Shame feels bad, too. But it is different from guilt. Shame is the painful feeling of disconnection from others that comes from feeling defective. You may think you feel bad because of things you have done, but the truth is shame is a bad feeling that you have about yourself, and you had that feeling long before you committed any of the things you think caused it. If fact, your shame is probably the reason you did the things you did wrong in the first place. I say “you” here because we all feel shame, at least to some degree.
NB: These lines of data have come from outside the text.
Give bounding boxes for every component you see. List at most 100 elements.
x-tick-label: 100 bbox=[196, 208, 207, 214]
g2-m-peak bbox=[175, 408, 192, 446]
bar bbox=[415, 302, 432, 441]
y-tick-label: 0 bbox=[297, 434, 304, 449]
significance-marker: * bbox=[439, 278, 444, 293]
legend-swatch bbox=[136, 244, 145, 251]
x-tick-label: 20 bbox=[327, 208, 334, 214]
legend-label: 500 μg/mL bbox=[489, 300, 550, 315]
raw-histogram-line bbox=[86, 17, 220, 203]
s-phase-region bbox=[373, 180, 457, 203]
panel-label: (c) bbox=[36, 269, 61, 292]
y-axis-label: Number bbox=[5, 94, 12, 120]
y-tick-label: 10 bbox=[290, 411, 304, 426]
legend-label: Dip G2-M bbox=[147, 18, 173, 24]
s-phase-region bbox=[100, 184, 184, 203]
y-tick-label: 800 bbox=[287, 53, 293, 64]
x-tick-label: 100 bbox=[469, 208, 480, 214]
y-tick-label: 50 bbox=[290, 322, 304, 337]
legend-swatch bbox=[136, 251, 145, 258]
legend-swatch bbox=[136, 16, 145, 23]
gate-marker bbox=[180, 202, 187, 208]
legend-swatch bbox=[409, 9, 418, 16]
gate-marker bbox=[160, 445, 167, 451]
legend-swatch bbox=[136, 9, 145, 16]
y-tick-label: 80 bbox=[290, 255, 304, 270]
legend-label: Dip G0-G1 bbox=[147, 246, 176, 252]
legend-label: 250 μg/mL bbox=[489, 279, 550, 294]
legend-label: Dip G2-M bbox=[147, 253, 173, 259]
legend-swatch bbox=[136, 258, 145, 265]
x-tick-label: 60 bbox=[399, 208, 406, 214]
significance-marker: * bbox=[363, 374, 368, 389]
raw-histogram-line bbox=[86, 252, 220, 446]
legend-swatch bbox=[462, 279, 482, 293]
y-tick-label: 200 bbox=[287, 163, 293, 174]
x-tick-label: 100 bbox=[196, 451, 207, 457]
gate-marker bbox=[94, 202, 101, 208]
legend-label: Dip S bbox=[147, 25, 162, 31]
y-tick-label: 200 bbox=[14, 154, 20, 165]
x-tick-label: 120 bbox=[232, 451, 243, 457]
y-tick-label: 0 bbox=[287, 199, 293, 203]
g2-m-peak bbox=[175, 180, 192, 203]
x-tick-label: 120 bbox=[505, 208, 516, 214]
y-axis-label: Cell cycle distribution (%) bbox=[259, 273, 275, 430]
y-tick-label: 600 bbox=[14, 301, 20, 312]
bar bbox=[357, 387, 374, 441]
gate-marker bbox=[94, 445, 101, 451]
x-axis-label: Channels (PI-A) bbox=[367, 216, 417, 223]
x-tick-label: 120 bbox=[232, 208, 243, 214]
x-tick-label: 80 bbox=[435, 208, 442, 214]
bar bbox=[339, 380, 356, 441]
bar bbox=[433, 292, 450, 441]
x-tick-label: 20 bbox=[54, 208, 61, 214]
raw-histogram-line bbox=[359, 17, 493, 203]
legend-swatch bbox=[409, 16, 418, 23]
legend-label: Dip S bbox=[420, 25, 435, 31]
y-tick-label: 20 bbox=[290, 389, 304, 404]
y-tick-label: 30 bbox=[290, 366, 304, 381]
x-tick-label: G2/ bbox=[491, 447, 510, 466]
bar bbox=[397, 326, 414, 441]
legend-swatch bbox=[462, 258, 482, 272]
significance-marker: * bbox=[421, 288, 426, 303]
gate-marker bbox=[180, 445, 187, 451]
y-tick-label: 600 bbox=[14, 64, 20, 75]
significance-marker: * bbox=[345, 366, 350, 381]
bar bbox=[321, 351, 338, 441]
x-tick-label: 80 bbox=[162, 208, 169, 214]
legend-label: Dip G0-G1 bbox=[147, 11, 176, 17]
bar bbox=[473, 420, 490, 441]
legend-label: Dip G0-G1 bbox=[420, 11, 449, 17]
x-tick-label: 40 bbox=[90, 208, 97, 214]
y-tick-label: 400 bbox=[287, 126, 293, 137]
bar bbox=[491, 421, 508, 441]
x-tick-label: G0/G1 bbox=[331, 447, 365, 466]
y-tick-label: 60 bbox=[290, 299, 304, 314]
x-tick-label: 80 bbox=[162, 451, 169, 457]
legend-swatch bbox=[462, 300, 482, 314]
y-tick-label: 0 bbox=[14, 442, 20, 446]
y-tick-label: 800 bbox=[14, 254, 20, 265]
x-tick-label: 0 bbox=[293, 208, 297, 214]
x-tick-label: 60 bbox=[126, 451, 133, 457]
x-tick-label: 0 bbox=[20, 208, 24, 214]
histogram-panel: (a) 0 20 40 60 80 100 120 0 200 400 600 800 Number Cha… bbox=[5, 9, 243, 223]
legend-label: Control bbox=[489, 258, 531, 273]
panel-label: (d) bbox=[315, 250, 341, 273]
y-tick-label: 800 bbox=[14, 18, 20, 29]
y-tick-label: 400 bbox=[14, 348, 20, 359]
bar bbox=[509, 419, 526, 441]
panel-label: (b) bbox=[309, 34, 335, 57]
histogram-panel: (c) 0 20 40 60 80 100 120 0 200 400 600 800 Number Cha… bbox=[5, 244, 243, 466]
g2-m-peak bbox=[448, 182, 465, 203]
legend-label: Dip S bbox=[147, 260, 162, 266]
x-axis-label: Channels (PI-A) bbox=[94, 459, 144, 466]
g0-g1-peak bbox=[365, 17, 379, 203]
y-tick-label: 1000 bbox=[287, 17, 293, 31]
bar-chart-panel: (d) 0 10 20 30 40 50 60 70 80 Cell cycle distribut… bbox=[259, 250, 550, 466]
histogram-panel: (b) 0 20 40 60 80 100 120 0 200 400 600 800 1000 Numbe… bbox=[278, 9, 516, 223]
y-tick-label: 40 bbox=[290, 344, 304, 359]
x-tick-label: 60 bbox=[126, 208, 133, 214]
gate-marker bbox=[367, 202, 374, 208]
So what was going on with Ethan? Did he feel guilt, or was it shame? Well, mostly it was guilt. Ethan had a problem with bad boundaries. I think this is a major culprit when it comes to affairs at work. It is true that his hidden feelings of shame did cause him to need the attention of an attractive woman at work. But the biggest source of Ethan’s pain was that he hurt the woman he loved more than anyone in the world, and he felt terrible about that, and not just because he got caught. I believe Ethan is going to do what it takes to regain the trust he lost with his wife. I know this because his healthy guilt is directing him to do it.
1A good book to read on this subject is Not Just Friends by Shirley Glass (2003), New York: Free Press.
2The first psychologist to make this distinction between guilt and shame was H.B. Lewis (1971) Shame and Guilt in Neurosis. New York, N.Y.: International University Press.
This article is adapted from the first chapter of Mark Baker’s new book, Overcoming Shame: Let Go of Others’ Expectations and Embrace God’s Acceptance (2018) Harvest House.